Perquisitions abusives

La judiciarisation du combat politique se généralise.

La tentative de perquisition, organisée ce matin à Mediapart par un procureur agissant sans mandat d'un juge, est scandaleuse et doit être dénoncée, non seulement au nom de la protection des sources des journalistes mais aussi au titre des motifs allégués: atteinte à la vie privée de Monsieur Benalla, usage illégal de moyens d'enregistrement de conversations privées... Comme si les journalistes de Mediapart s'étaient mué en plombiers de la DST sévissant au temps du pompidolisme finissant...

On croit rêver, sauf qu'il s'agit bien d'un cauchemar démocratique, hélas.

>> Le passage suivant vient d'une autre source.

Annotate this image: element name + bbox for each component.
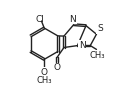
Text: Cl: Cl: [36, 15, 45, 24]
Text: CH₃: CH₃: [36, 76, 52, 85]
Text: S: S: [97, 24, 103, 33]
Text: CH₃: CH₃: [90, 51, 105, 60]
Text: N: N: [69, 15, 76, 24]
Text: O: O: [53, 63, 61, 72]
Text: O: O: [41, 68, 48, 77]
Text: N: N: [79, 41, 85, 50]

La perquisition des locaux de la France Insoumise, bien que conduite dans le cadre d'une instruction, était également abusive dans la mesure où avaient été saisis des ordinateurs contenant des fichiers et courriels d'adhérents: que des policiers s'emparent de dossiers concernant la vie interne d'un parti politique d'opposition est très inquiétant, quel que soit le jugement que l'on porte sur la forme de la protestation qu'ont choisie ses dirigeants à l'encontre de cette opération.

La règle d'or de l'action judiciaire et policière en régime d'état de droit est et doit rester le principe de proportionnalité, bien mis à mal depuis quelque temps, qu'il s'agisse de l'opposition de gauche, des manifestations de rue ou maintenant de la Presse d'investigation.

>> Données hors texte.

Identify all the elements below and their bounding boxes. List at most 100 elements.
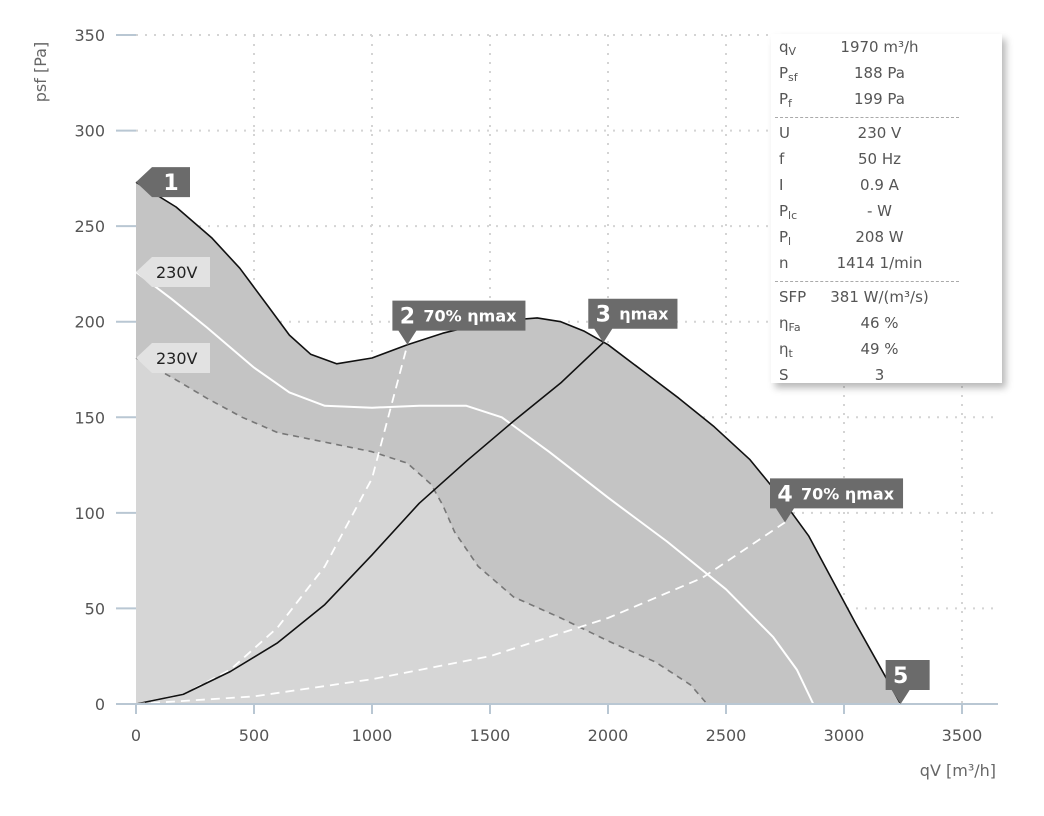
panel-key-symbol: η (779, 314, 789, 332)
panel-row-value: 208 W (855, 228, 904, 246)
marker-5: 5 (885, 660, 930, 704)
marker-text: ηmax (619, 305, 669, 324)
marker-number: 4 (777, 482, 792, 507)
x-tick-label: 0 (131, 726, 141, 745)
y-tick-label: 50 (85, 599, 105, 618)
series-curve-2 (135, 271, 815, 705)
marker-text: 70% ηmax (423, 307, 517, 326)
panel-row: Psf 188 Pa (771, 62, 1002, 86)
panel-row-value: 1414 1/min (836, 254, 923, 272)
panel-row-key: n (779, 254, 789, 272)
marker-number: 3 (596, 303, 611, 328)
series-curve-3 (135, 357, 708, 705)
panel-row: Plc - W (771, 200, 1002, 224)
curves (135, 181, 902, 705)
panel-key-subscript: Fa (788, 321, 801, 334)
panel-row: n 1414 1/min (771, 252, 1002, 276)
y-tick-label: 200 (74, 313, 105, 332)
panel-key-symbol: P (779, 64, 789, 82)
panel-row: U 230 V (771, 122, 1002, 146)
marker-tag (885, 660, 930, 704)
operating-point-panel: qV 1970 m³/h Psf 188 Pa Pf 199 Pa U 230 V f 50 Hz… (771, 34, 1002, 384)
panel-row-value: 1970 m³/h (840, 38, 919, 56)
panel-row: Pf 199 Pa (771, 88, 1002, 112)
marker-tag (392, 300, 526, 345)
panel-key-symbol: S (779, 366, 789, 384)
panel-separator (775, 117, 959, 118)
panel-row-key: f (779, 150, 784, 168)
y-axis-label: psf [Pa] (31, 42, 50, 102)
panel-row: ηFa 46 % (771, 312, 1002, 336)
panel-key-symbol: SFP (779, 288, 807, 306)
marker-number: 2 (400, 305, 415, 330)
panel-row-key: ηt (779, 340, 793, 360)
curve-label: 230V (136, 257, 210, 288)
panel-separator (775, 281, 959, 282)
panel-key-symbol: η (779, 340, 789, 358)
panel-row-value: 381 W/(m³/s) (830, 288, 929, 306)
panel-key-symbol: P (779, 202, 789, 220)
x-tick-label: 3500 (942, 726, 983, 745)
curve-label-text: 230V (156, 349, 198, 368)
marker-tag (588, 298, 678, 343)
panel-key-symbol: P (779, 90, 789, 108)
panel-row: qV 1970 m³/h (771, 36, 1002, 60)
marker-tag (770, 478, 904, 523)
x-tick-label: 3000 (824, 726, 865, 745)
y-tick-label: 0 (95, 695, 105, 714)
x-tick-label: 1500 (470, 726, 511, 745)
panel-row-value: 188 Pa (854, 64, 905, 82)
curve-label-tag (136, 257, 210, 288)
panel-row: I 0.9 A (771, 174, 1002, 198)
panel-row-key: Plc (779, 202, 797, 222)
panel-key-symbol: I (779, 176, 784, 194)
panel-row-key: I (779, 176, 783, 194)
curve-labels: 230V 230V (136, 257, 210, 374)
curve-label-tag (136, 343, 210, 374)
x-tick-label: 1000 (352, 726, 393, 745)
marker-number: 1 (163, 171, 178, 196)
curve-label-text: 230V (156, 263, 198, 282)
panel-key-symbol: q (779, 38, 789, 56)
y-tick-label: 250 (74, 217, 105, 236)
panel-row-value: 49 % (860, 340, 899, 358)
panel-key-subscript: l (788, 235, 792, 248)
panel-key-subscript: sf (788, 71, 798, 84)
panel-key-subscript: V (788, 45, 797, 58)
x-tick-label: 2000 (588, 726, 629, 745)
marker-text: 70% ηmax (801, 484, 895, 503)
panel-row-key: Pl (779, 228, 791, 248)
x-axis-label: qV [m³/h] (920, 761, 996, 780)
x-tick-label: 2500 (706, 726, 747, 745)
panel-row-key: S (779, 366, 789, 384)
panel-key-symbol: n (779, 254, 789, 272)
panel-row: ηt 49 % (771, 338, 1002, 362)
panel-key-subscript: lc (788, 209, 798, 222)
panel-row: f 50 Hz (771, 148, 1002, 172)
panel-row: Pl 208 W (771, 226, 1002, 250)
panel-row-value: 3 (874, 366, 885, 384)
x-tick-label: 500 (239, 726, 270, 745)
marker-2: 2 70% ηmax (392, 300, 526, 345)
panel-row-key: Pf (779, 90, 792, 110)
panel-key-symbol: U (779, 124, 790, 142)
curve-label: 230V (136, 343, 210, 374)
panel-row-key: U (779, 124, 790, 142)
y-tick-label: 350 (74, 26, 105, 45)
panel-key-symbol: f (779, 150, 785, 168)
panel-row-value: - W (866, 202, 892, 220)
marker-number: 5 (893, 664, 908, 689)
panel-key-subscript: t (788, 347, 793, 360)
panel-row-key: qV (779, 38, 796, 58)
markers: 1 2 70% ηmax 3 ηmax 4 70% ηmax 5 (136, 167, 930, 704)
panel-row-key: Psf (779, 64, 798, 84)
panel-key-symbol: P (779, 228, 789, 246)
panel-row-value: 50 Hz (857, 150, 901, 168)
panel-row: SFP 381 W/(m³/s) (771, 286, 1002, 310)
tick-labels: 0 500 1000 1500 2000 2500 3000 3500 0 50 100 150 200… (74, 26, 982, 745)
panel-row-value: 230 V (857, 124, 902, 142)
marker-tag (136, 167, 190, 198)
marker-1: 1 (136, 167, 190, 198)
panel-row-key: ηFa (779, 314, 801, 334)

Ceci étant dit, il ne faut pas oublier que la judiciarisation du combat politique par l'instrumentalisation d'une justice au service de forces politiques socialement réactionnaires et économiquement néo-libérales est encore plus intense en Amérique Latine, comme le Brésil et l'Argentine en ont fait l'amère expérience ces dernières années.

L'appareil judiciaire et policier au service de Macron semble prendre le même chemin que ceux qui ont organisé l'accession au pouvoir de Macri et de Bolsonaro.